Some people have cable television, some a dish and some paper view.  Ooops, that is pay-per-view.

Businesses should take note of their slogans too.  At least one-person thought Coke was saying have a coconut smile.

I will close this post by telling you that maybe someday I will be in line to win a Pullet Surprise. (Pulitzer Prize—yeah, right!)

What mondegreens have you hear?


5 responses to “It’s not easy being mondegreen

  1. Hi Bob,
    I really enjoyed your “Mondegreen” info. And, I don’t know if my hated word usage falls into that category, but it certainly is a misuse of words. I hate “gone missing” and “went missing.” They sound like redunance to me. The example I say to people who might use “gone missing,” is this: Rather than– When we returned home from vacation we discovered that our dog had “gone missing.” – You could say, When we returned home from vacation we discovered that our dog was missing. Or…we discovered that our dog was gone. But, “gone missing!” QUIT IT! The problem is that newcasters continually use those words.

  2. Anonymous I like that. Want to write up a short blog post on it to be a guest post on wordsbybob? There is a lawyer in Calif. (Billybob) that comments regularly. He loves this stuff too.
    Also, did you vote for my blog in the Best Grammar Blog of 2011 contest?

  3. A mondegreen of my youth comes from “The Star-Spangled Banner.” At the time, the Milwaukee Braves were still in my home state of Wisconsin, (yes, a long time ago) and I would swear the national anthem ended with “… and the home of the Braves.” Needless to say I was confused for a while when the Braves moved to Atlanta and the national anthem, which obviously referred to my home state, didn’t change, too.
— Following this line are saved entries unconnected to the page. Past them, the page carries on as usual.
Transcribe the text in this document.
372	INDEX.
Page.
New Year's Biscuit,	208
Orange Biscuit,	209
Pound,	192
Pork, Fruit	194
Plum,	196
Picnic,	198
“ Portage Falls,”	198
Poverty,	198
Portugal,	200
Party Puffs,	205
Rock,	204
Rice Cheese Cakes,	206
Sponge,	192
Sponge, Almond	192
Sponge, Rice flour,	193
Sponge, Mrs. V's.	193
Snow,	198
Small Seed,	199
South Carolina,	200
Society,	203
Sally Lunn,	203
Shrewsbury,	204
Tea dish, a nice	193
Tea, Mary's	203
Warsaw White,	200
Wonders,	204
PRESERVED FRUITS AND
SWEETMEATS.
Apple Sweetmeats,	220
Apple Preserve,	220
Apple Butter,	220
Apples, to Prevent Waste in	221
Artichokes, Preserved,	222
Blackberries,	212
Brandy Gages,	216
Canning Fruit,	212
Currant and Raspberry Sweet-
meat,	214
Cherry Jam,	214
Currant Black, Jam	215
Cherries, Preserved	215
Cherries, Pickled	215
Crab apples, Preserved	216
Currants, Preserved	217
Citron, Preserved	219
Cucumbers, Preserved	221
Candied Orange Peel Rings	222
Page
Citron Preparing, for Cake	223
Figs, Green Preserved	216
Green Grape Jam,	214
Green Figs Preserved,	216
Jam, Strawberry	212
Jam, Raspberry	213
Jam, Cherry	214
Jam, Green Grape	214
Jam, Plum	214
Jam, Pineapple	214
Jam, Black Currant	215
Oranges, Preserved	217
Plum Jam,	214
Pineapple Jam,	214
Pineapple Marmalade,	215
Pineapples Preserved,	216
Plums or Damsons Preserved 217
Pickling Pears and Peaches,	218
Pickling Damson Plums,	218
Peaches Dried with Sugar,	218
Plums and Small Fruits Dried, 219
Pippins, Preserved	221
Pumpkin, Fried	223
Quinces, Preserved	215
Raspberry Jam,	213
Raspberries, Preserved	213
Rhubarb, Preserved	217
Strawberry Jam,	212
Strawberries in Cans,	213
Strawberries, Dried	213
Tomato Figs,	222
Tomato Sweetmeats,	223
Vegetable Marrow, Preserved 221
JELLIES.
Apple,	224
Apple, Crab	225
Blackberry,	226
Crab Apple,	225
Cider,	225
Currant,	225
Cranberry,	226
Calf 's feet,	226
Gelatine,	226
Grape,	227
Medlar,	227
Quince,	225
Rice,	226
  4. “There is a lawyer in Calif. (Billybob) that comments regularly.” My pet peeve is writers (and theoretically pro speakers on radio and TV) who missed the grammar lesson that “that” is used to refer to objects, but when referring to people one should use “who.”
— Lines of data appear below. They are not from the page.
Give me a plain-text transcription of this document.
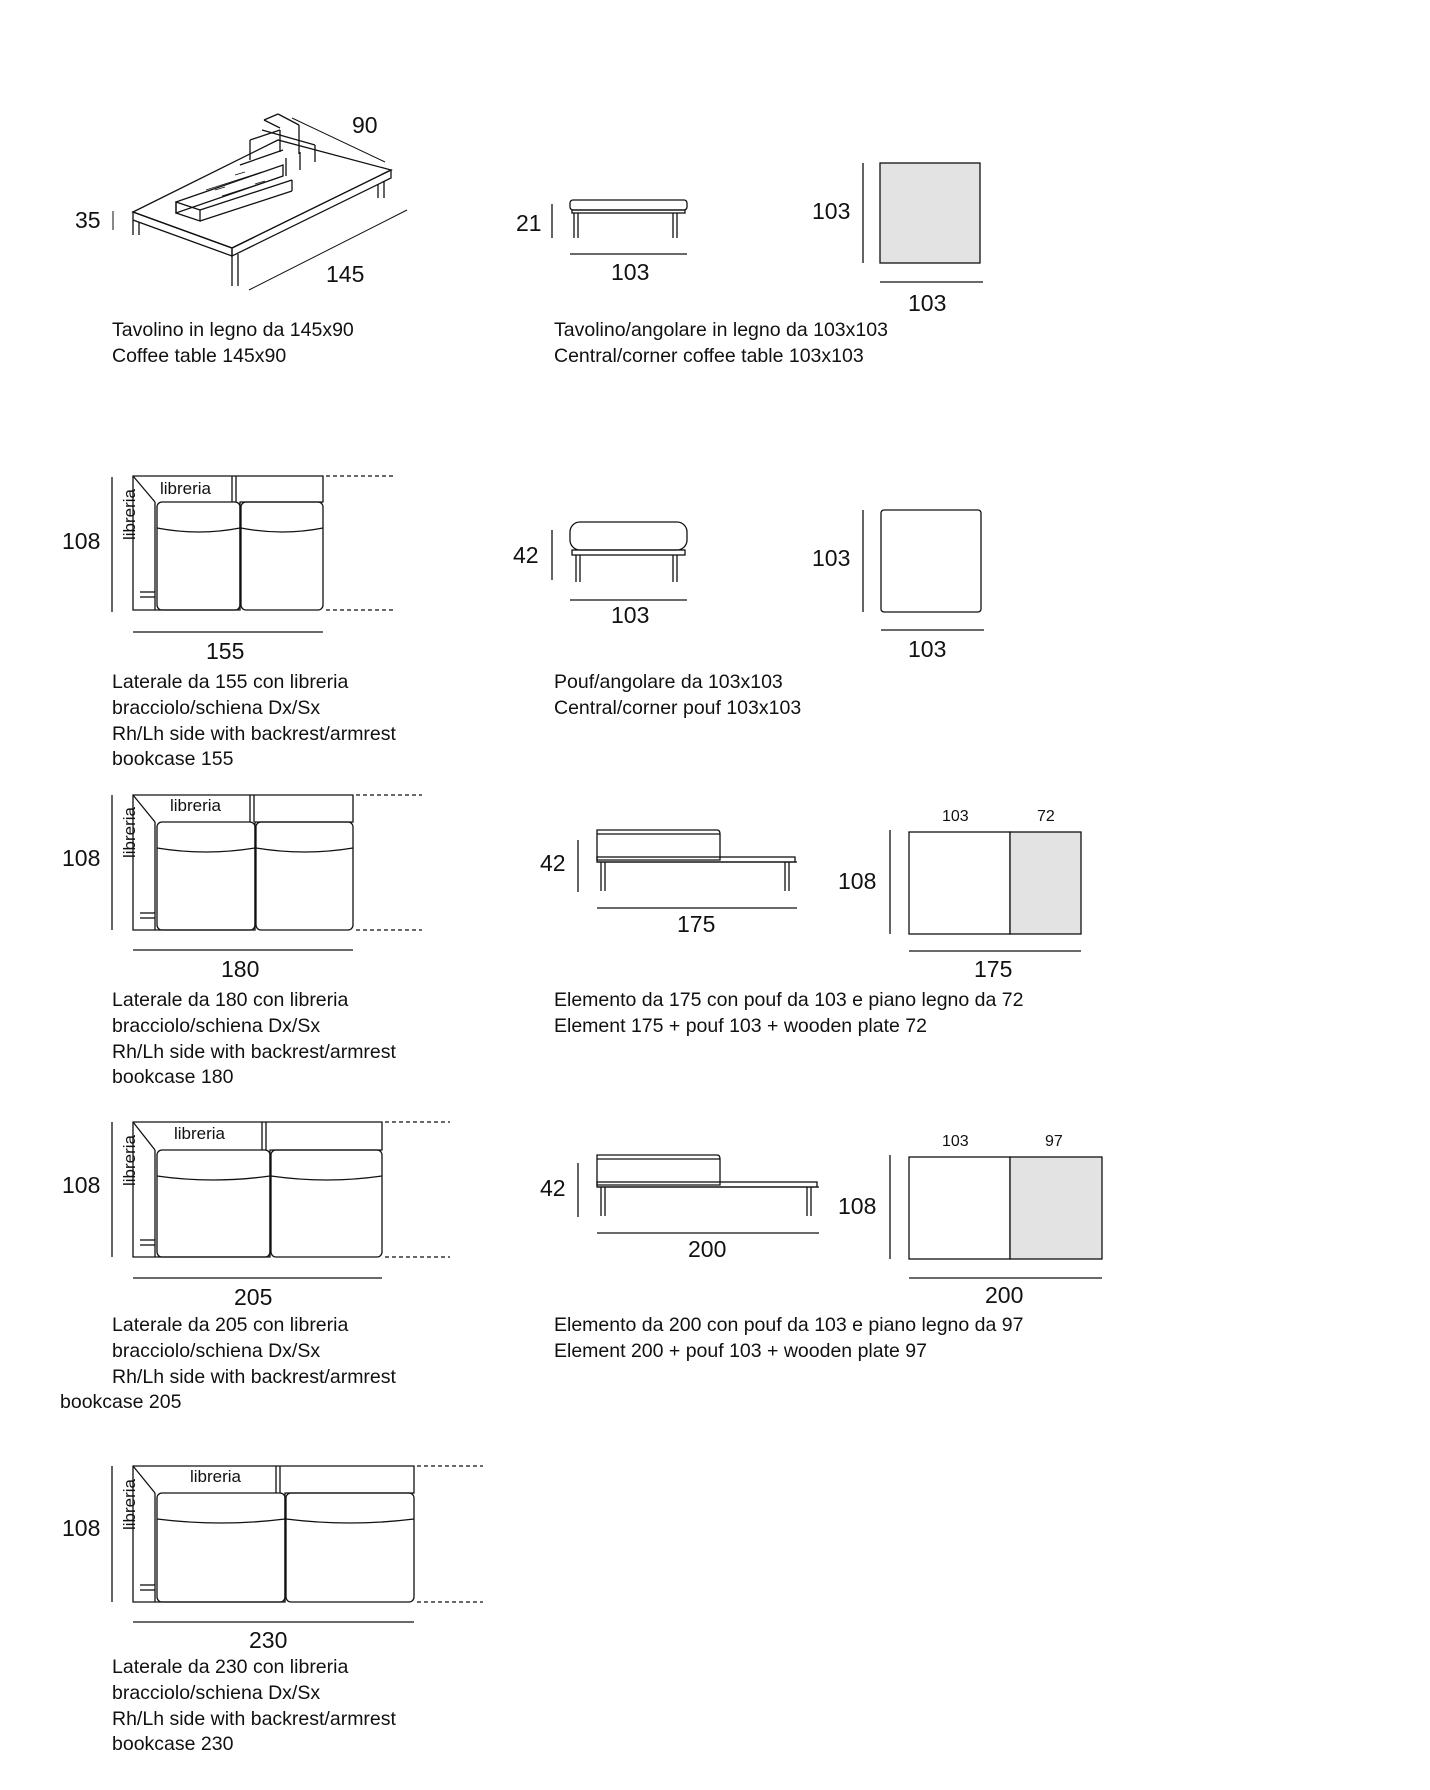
libreria
libreria
libreria
libreria
libreria
libreria
libreria
libreria
90
145
35	21
103
103
103
108
155
42
103
103
103
108
180
42
175
108
103	72
175
108
205
42
200
108
103	97
200
108
230
Tavolino in legno da 145x90
Coffee table 145x90
Tavolino/angolare in legno da 103x103
Central/corner coffee table 103x103
Laterale da 155 con libreria
bracciolo/schiena Dx/Sx
Rh/Lh side with backrest/armrest
bookcase 155
Pouf/angolare da 103x103
Central/corner pouf 103x103
Laterale da 180 con libreria
bracciolo/schiena Dx/Sx
Rh/Lh side with backrest/armrest
bookcase 180
Elemento da 175 con pouf da 103 e piano legno da 72
Element 175 + pouf 103 + wooden plate 72
Laterale da 205 con libreria
bracciolo/schiena Dx/Sx
Rh/Lh side with backrest/armrest
bookcase 205
Elemento da 200 con pouf da 103 e piano legno da 97
Element 200 + pouf 103 + wooden plate 97
Laterale da 230 con libreria
bracciolo/schiena Dx/Sx
Rh/Lh side with backrest/armrest
bookcase 230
  5. Here’s a couple mondegreens I’ve heard. First, I’ve heard lots of kids talk about their “heartbeeps”. I don’t know if that comes from the fact that so many things in kids’ lives today beep, or if it comes specifically from the heart monitor machine that beeps to show the heart beat.
    Second, I’ve been told that my cousin, who is about 10 years older than me and is the daughter of a minister, learned many hymns before she could read. One of those was “Onward Christian Soldiers”, except she had a severe mondegreen problem on the last line. It is suppose to read “with the cross of Jesus going on before.” My cousin sang, “with the cross-eyed Jesus crawling on the floor!” Nobody noticed this, until she got worried about it and asked her father why Jesus was cross-eyed!